A Sassari, la sala operatoria del Santissima Annunziata è il regno di Francesco Orrù, stimato cardiochirurgo dedicato a salvare vite. Ma quando il silenzio cala sulla città, il dottor Orrù indossa un altro camice, quello dello scrittore di noir, dando vita a storie intense e senza filtri. È lui il primo protagonista di “Scrittori per caso”, la nuova rubrica de La Nuova Sardegna dedicata ai talenti locali.
Questa dualità tra il bisturi e la tastiera è la cifra distintiva di Orrù, 58 anni: un mondo dove ogni decisione chirurgica è definitiva si affianca alla libertà creativa della pagina bianca. La sua ispirazione nasce spesso di notte, catturando frammenti di vita con post-it e penna, trasformando tensioni quotidiane in trame avvincenti.
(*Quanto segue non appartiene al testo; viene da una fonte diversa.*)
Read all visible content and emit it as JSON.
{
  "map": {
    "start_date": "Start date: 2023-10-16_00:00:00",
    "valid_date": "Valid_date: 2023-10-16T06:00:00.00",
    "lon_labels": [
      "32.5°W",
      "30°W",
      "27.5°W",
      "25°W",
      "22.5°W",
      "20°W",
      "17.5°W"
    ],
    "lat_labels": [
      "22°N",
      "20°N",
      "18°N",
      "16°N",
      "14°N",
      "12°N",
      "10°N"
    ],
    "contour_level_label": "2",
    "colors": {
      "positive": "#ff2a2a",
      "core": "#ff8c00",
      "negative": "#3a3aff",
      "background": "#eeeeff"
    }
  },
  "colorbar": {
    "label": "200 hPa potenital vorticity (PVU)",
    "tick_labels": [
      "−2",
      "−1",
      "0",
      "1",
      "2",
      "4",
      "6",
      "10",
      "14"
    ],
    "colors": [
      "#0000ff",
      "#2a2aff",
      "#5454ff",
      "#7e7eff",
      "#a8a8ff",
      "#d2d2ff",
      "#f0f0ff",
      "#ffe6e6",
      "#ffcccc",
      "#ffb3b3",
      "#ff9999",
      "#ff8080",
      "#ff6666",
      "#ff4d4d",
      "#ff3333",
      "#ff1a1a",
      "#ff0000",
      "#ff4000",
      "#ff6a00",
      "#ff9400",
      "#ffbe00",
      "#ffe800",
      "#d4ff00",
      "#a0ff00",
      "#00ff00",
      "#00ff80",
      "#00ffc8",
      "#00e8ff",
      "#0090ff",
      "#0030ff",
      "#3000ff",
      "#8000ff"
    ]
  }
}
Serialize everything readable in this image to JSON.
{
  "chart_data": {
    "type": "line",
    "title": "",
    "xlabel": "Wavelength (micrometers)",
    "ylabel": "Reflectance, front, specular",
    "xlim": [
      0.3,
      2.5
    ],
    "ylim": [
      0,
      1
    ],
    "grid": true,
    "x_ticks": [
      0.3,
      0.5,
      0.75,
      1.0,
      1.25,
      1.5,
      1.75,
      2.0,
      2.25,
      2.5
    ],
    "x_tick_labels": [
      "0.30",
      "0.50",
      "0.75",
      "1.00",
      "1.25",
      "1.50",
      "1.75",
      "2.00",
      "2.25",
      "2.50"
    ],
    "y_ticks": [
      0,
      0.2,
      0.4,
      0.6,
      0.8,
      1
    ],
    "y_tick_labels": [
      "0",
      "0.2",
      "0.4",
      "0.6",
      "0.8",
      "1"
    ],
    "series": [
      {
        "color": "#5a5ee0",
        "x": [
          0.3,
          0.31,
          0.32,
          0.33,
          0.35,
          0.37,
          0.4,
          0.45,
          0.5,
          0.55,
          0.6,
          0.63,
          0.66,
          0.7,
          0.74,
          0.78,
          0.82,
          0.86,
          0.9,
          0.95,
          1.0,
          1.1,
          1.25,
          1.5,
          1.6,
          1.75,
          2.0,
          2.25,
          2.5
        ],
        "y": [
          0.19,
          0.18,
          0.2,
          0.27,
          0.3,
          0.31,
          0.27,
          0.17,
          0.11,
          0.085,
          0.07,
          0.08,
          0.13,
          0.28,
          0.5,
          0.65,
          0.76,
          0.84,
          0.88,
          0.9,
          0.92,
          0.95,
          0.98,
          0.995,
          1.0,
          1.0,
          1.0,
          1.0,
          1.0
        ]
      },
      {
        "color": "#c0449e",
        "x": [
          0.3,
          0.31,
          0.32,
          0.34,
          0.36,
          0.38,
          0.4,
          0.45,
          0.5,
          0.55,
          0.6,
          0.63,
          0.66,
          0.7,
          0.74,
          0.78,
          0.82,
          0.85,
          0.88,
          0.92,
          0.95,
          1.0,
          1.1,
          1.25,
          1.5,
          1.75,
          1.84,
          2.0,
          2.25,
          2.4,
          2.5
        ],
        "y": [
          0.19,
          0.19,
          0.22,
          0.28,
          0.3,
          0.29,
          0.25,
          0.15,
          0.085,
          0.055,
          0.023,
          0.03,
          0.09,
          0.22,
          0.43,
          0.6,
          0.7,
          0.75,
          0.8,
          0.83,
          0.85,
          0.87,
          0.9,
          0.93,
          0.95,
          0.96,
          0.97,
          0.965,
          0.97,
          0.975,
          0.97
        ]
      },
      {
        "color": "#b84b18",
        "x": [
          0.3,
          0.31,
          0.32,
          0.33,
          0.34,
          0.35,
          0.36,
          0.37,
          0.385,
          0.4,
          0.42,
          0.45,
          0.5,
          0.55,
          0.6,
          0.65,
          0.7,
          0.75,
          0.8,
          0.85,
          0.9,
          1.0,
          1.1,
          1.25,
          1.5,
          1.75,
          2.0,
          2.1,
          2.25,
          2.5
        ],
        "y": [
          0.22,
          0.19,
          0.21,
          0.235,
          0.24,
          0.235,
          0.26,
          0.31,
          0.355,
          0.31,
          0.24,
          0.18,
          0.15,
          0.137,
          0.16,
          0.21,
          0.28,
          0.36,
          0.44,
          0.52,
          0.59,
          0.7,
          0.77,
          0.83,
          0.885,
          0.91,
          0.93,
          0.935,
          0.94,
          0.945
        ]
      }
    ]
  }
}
Il suo quarto romanzo, “Macchia di mirto”, segna un’importante svolta. Dopo successi come “Crooked City” e “Gabbie per cani”, ambientati negli Stati Uniti, Orrù riporta per la prima volta la sua narrativa nella sua terra. Il romanzo immerge il lettore nella Gallura degli anni Settanta, ancora selvaggia e autentica, teatro di un intricato sequestro di persona tra faide e torbidi interessi. Un ritorno alle radici che Orrù confessa non essere stato semplice, ma che si è rivelato un successo editoriale. Una storia che dimostra come l’arte possa fiorire anche negli imprevisti, tra un’emergenza e una notte insonne.